Thursday, 13 September 2012

The Good Man Jesus and the Scoundrel Christ by Philip Pullman

Lowdown: The story of Jesus and his twin brother, Christ.
Author Philip Pullman is a bit of an enigma to me. As an atheist, we share many a worldview; on paper it should be easy for us two to see eye to eye through his books. Alas, while I found his The Golden Compass to be a fantastic YA adventure story, its sequels – The Subtle Knife and The Amber Spyglass – were very disappointing. Not only did they disappoint in the plot department, their fixation on various forms of mumbo jumbo (I cite the questionable references to quantum physics as a fine example) was not what I would have expected from a look-at-the-world-with-eyes-wide-open atheist. I did wonder, though, whether things improve with Pullman’s adult material; The Good Man Jesus and the Scoundrel Christ seemed like a perfect opportunity to test this hypothesis with.
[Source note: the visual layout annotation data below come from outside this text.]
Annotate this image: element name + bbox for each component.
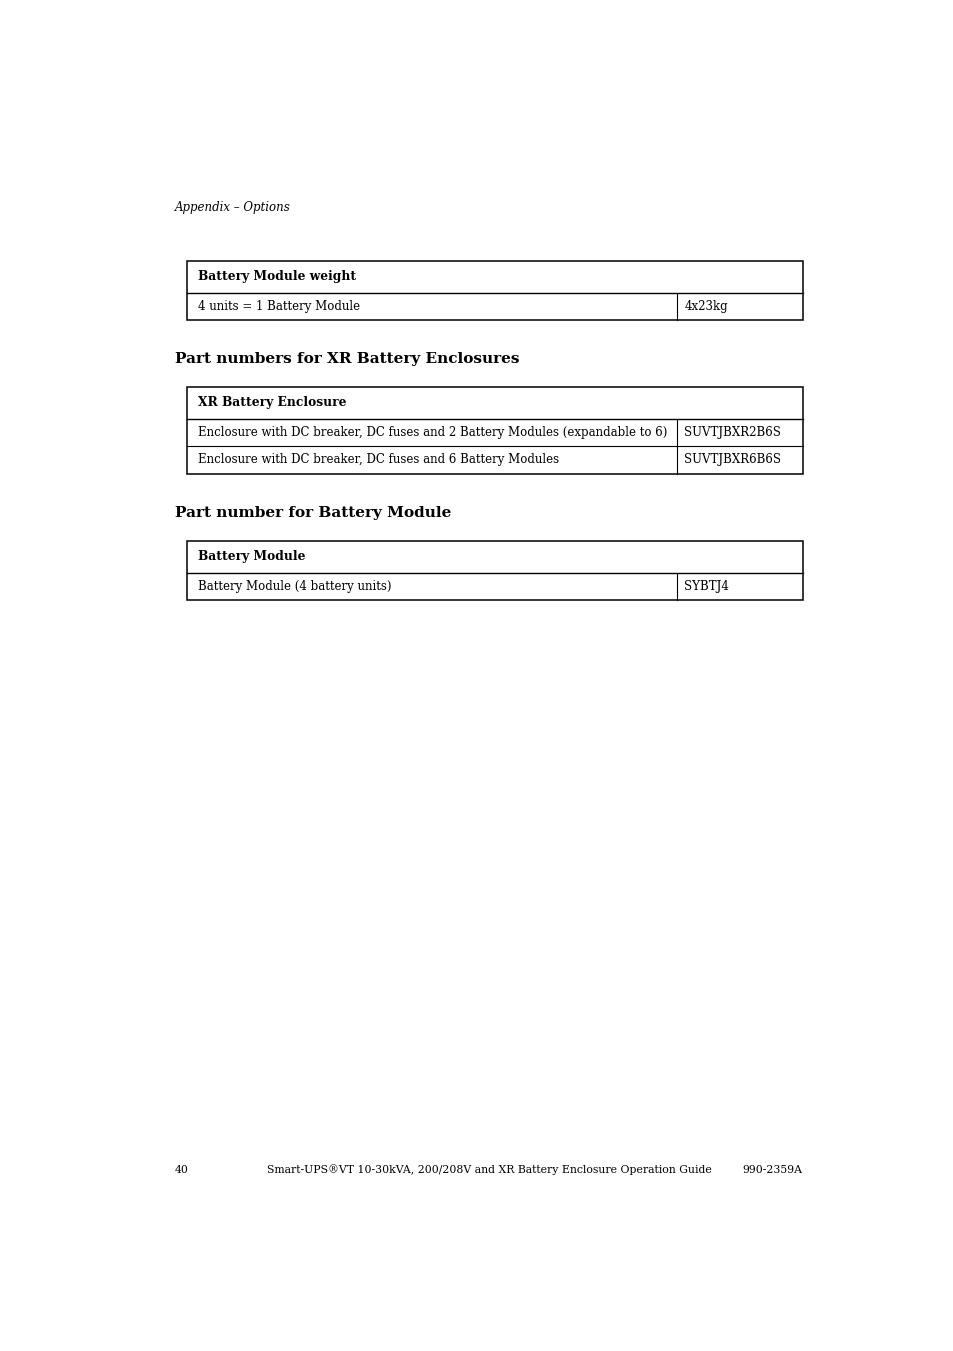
Bar: [187, 261, 802, 320]
Text: SYBTJ4: SYBTJ4: [683, 580, 728, 593]
Text: 4x23kg: 4x23kg: [683, 300, 727, 313]
Text: Battery Module: Battery Module: [197, 550, 305, 563]
Text: Part numbers for XR Battery Enclosures: Part numbers for XR Battery Enclosures: [174, 353, 519, 366]
Text: Appendix – Options: Appendix – Options: [174, 200, 291, 213]
Text: 990-2359A: 990-2359A: [742, 1165, 802, 1175]
Text: SUVTJBXR6B6S: SUVTJBXR6B6S: [683, 454, 781, 466]
Bar: [187, 540, 802, 600]
Text: XR Battery Enclosure: XR Battery Enclosure: [197, 396, 346, 409]
Text: Enclosure with DC breaker, DC fuses and 2 Battery Modules (expandable to 6): Enclosure with DC breaker, DC fuses and …: [197, 426, 666, 439]
Text: Smart-UPS®VT 10-30kVA, 200/208V and XR Battery Enclosure Operation Guide: Smart-UPS®VT 10-30kVA, 200/208V and XR B…: [266, 1165, 711, 1175]
Text: SUVTJBXR2B6S: SUVTJBXR2B6S: [683, 426, 781, 439]
Text: Enclosure with DC breaker, DC fuses and 6 Battery Modules: Enclosure with DC breaker, DC fuses and …: [197, 454, 558, 466]
Text: 4 units = 1 Battery Module: 4 units = 1 Battery Module: [197, 300, 359, 313]
Text: Battery Module weight: Battery Module weight: [197, 270, 355, 284]
Text: Part number for Battery Module: Part number for Battery Module: [174, 505, 451, 520]
Text: Battery Module (4 battery units): Battery Module (4 battery units): [197, 580, 391, 593]
Text: 40: 40: [174, 1165, 189, 1175]
Bar: [187, 386, 802, 474]
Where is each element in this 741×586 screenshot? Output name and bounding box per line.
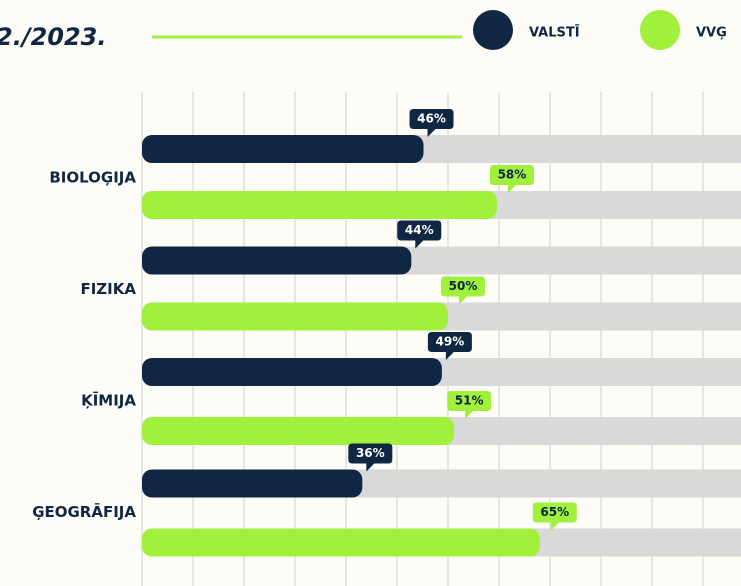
value-label-bubble [441,276,485,305]
category-label: BIOLOĢIJA [49,169,136,187]
bar [142,135,424,163]
bar [142,246,412,275]
bar [142,302,448,331]
bar [142,417,455,445]
value-label: 44% [405,223,434,237]
category-label: ĢEOGRĀFIJA [32,501,136,521]
value-label: 65% [540,505,569,519]
value-label: 58% [498,168,527,182]
value-label: 36% [356,446,385,460]
bar [142,469,363,498]
value-label: 51% [455,394,484,408]
category-label: ĶĪMIJA [81,390,136,410]
value-label-bubble [409,109,454,137]
value-label-bubble [489,165,534,193]
legend-swatch [473,10,513,50]
bar [142,528,540,557]
value-label-bubble [348,443,393,472]
bar [142,191,497,219]
category-label: FIZIKA [80,280,136,298]
value-label: 46% [417,112,446,126]
value-label-bubble [397,220,442,249]
legend-swatch [640,10,680,50]
value-label: 49% [436,335,465,349]
value-label: 50% [449,279,478,293]
bar [142,358,442,386]
legend-label: VVĢ [696,26,727,41]
value-label-bubble [532,502,577,531]
chart-title: 2./2023. [0,23,107,51]
legend-label: VALSTĪ [529,26,580,41]
value-label-bubble [427,332,472,360]
value-label-bubble [447,391,492,419]
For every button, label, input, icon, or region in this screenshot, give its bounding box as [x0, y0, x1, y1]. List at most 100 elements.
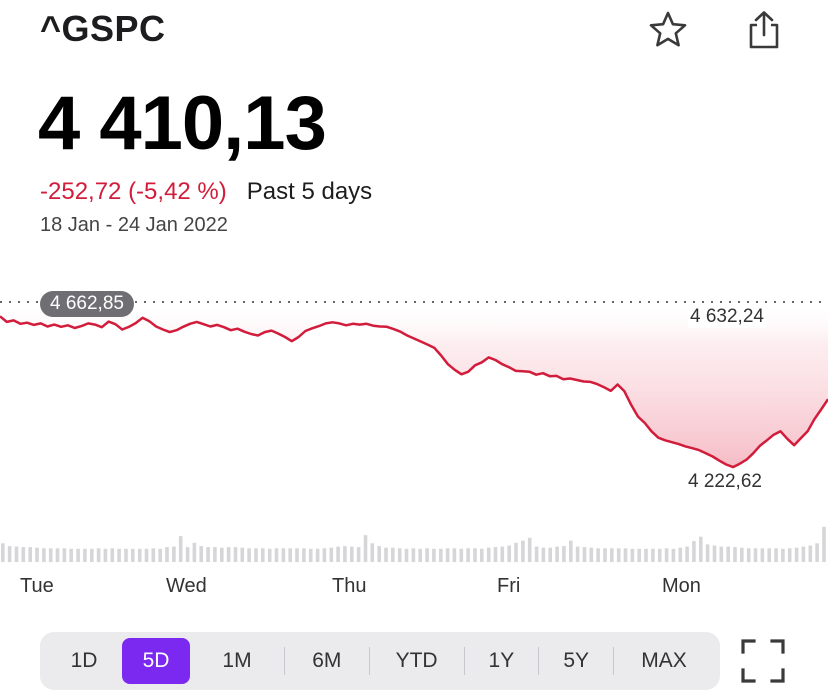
volume-bar	[391, 547, 395, 562]
volume-bar	[124, 548, 128, 562]
volume-bar	[131, 548, 135, 562]
volume-bar	[671, 548, 676, 562]
volume-bar	[206, 547, 210, 562]
volume-bar	[48, 548, 53, 563]
range-selector: 1D 5D 1M 6M YTD 1Y 5Y MAX	[40, 632, 720, 690]
range-5d-button[interactable]: 5D	[122, 638, 190, 684]
volume-bar	[411, 548, 416, 563]
volume-bar	[801, 546, 806, 562]
volume-bar	[315, 548, 320, 562]
volume-bar	[96, 548, 101, 563]
volume-bar	[158, 548, 162, 562]
volume-bar	[261, 548, 265, 563]
volume-bar	[90, 548, 94, 562]
volume-bar	[178, 536, 183, 562]
volume-bar	[787, 548, 792, 563]
volume-bar	[213, 547, 217, 562]
volume-bar	[397, 548, 402, 563]
volume-bar	[623, 548, 628, 563]
change-row: -252,72 (-5,42 %) Past 5 days	[40, 178, 372, 206]
volume-bar	[151, 548, 156, 563]
volume-bar	[712, 545, 717, 562]
volume-bar	[610, 548, 614, 563]
volume-bar	[699, 536, 703, 562]
volume-bar	[582, 547, 587, 562]
volume-bar	[404, 548, 409, 562]
volume-bar	[534, 546, 539, 562]
volume-bar	[569, 540, 573, 563]
volume-bar	[418, 548, 422, 562]
volume-bar	[302, 548, 306, 563]
volume-bar	[753, 548, 758, 563]
min-price-label: 4 222,62	[688, 471, 762, 492]
volume-bar	[473, 548, 477, 563]
volume-bar	[808, 545, 813, 562]
volume-bar	[555, 546, 559, 562]
divider	[463, 647, 465, 675]
volume-bar	[185, 547, 190, 562]
volume-bar	[726, 546, 730, 562]
star-outline-icon	[649, 11, 687, 47]
volume-bar	[548, 547, 552, 562]
volume-bar	[199, 546, 203, 563]
x-tick-wed: Wed	[166, 575, 207, 597]
volume-bar	[493, 547, 498, 562]
range-1y-button[interactable]: 1Y	[488, 649, 515, 672]
range-ytd-button[interactable]: YTD	[395, 649, 438, 672]
volume-bar	[254, 548, 258, 563]
volume-bar	[733, 547, 737, 562]
volume-bar	[657, 548, 662, 562]
volume-bar	[466, 548, 470, 563]
volume-bar	[55, 548, 60, 563]
fullscreen-button[interactable]	[740, 638, 786, 684]
volume-bar	[740, 547, 744, 562]
volume-bar	[220, 547, 224, 562]
volume-bar	[644, 548, 648, 562]
volume-bar	[459, 548, 464, 562]
volume-bar	[514, 542, 518, 563]
current-price: 4 410,13	[38, 81, 327, 166]
volume-bar	[541, 547, 546, 562]
date-range: 18 Jan - 24 Jan 2022	[40, 214, 228, 236]
price-chart[interactable]	[0, 270, 828, 610]
volume-bar	[83, 548, 87, 562]
share-button[interactable]	[740, 6, 788, 54]
x-tick-mon: Mon	[662, 575, 701, 597]
divider	[368, 647, 370, 675]
range-5y-button[interactable]: 5Y	[563, 649, 590, 672]
volume-bar	[616, 548, 621, 563]
volume-bar	[267, 548, 272, 562]
volume-bar	[62, 548, 67, 563]
volume-bar	[815, 543, 819, 562]
volume-bar	[603, 548, 607, 563]
volume-bar	[226, 547, 231, 562]
ticker-title: ^GSPC	[40, 8, 166, 49]
price-change: -252,72 (-5,42 %)	[40, 178, 227, 205]
volume-bar	[719, 546, 724, 562]
volume-bar	[281, 548, 286, 563]
divider	[538, 647, 540, 675]
volume-bar	[69, 548, 73, 562]
volume-bar	[295, 548, 299, 563]
range-1d-button[interactable]: 1D	[70, 649, 98, 672]
range-6m-button[interactable]: 6M	[312, 649, 342, 672]
watchlist-star-button[interactable]	[644, 6, 692, 54]
volume-bar	[7, 546, 12, 563]
x-tick-tue: Tue	[20, 575, 54, 597]
range-1m-button[interactable]: 1M	[222, 649, 252, 672]
volume-bar	[240, 547, 245, 562]
volume-bar	[42, 548, 46, 563]
volume-bar	[480, 548, 484, 562]
volume-bar	[692, 541, 696, 562]
volume-bar	[363, 535, 368, 563]
volume-bar	[637, 548, 641, 562]
range-max-button[interactable]: MAX	[641, 649, 687, 672]
volume-bar	[527, 537, 532, 562]
volume-bar	[486, 547, 491, 562]
volume-bar	[432, 548, 436, 562]
volume-bar	[1, 543, 5, 562]
volume-bar	[103, 548, 108, 562]
volume-bar	[21, 547, 26, 562]
volume-bar	[343, 546, 347, 563]
volume-bar	[651, 548, 655, 562]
The Good Man Jesus and the Scoundrel Christ starts off like the conventional nativity tale. Through the use of simple language as well as reliance on miracles we are told pretty much the same story the New Testament tells. It very much feels like a one to one retelling of The Nativity Story. The main difference is that Pullman’s tale has Mary mothering two children: Jesus, the rough and tough one; and Christ, the feeble and smart favorite.
It takes a while for this relatively short book (2000 Kindle units) to reach the point where the matter of these two brothers starts to make a difference over the story we already know. Once it starts, the purpose of this deviation is clear and the rest of the story is pretty much foretold: Jesus grows to embody the ideal that Christians claim to follow today, while Christ turns into a representation of what organized religion grew to become – a far cry from that ideal.
Is this message worth the whole affair of reading the book and the establishment of the two brothers’ concept? That, in a nutshell, is the problem with The Good Man Jesus and the Scoundrel Christ. It takes a book to raise a question that could have been raised in an essay or even an article. And more importantly, it doesn’t take us to realms we haven’t visited before. For example, if one wants a proper atheist’s bashing of religion, go to the source and read your God Delusion or God Is Not Great. If you want an alternate nativity story that actually packs a worthy punch, try The Book of Rachael. And if it i’s the real story of what took place with Jesus et al that you’re after then you just have to visit the real thing and watch Life of Brian again.
As it is, The Good Man Jesus and the Scoundrel Christ is nothing special. It is definitely no page turner. the only niche I think it can serve is raising heretic thoughts in the mind of a believer who will never dare reading some of the proper books I’ve cited above. In other words, it is easy to digest atheism that's wrapped in enough cellophane to make it accessible and digestible to the moderate believer.
Overall: The Pullman mystery thickens as The Good Man Jesus and the Scoundrel Christ receives 2.5 out of 5 stars.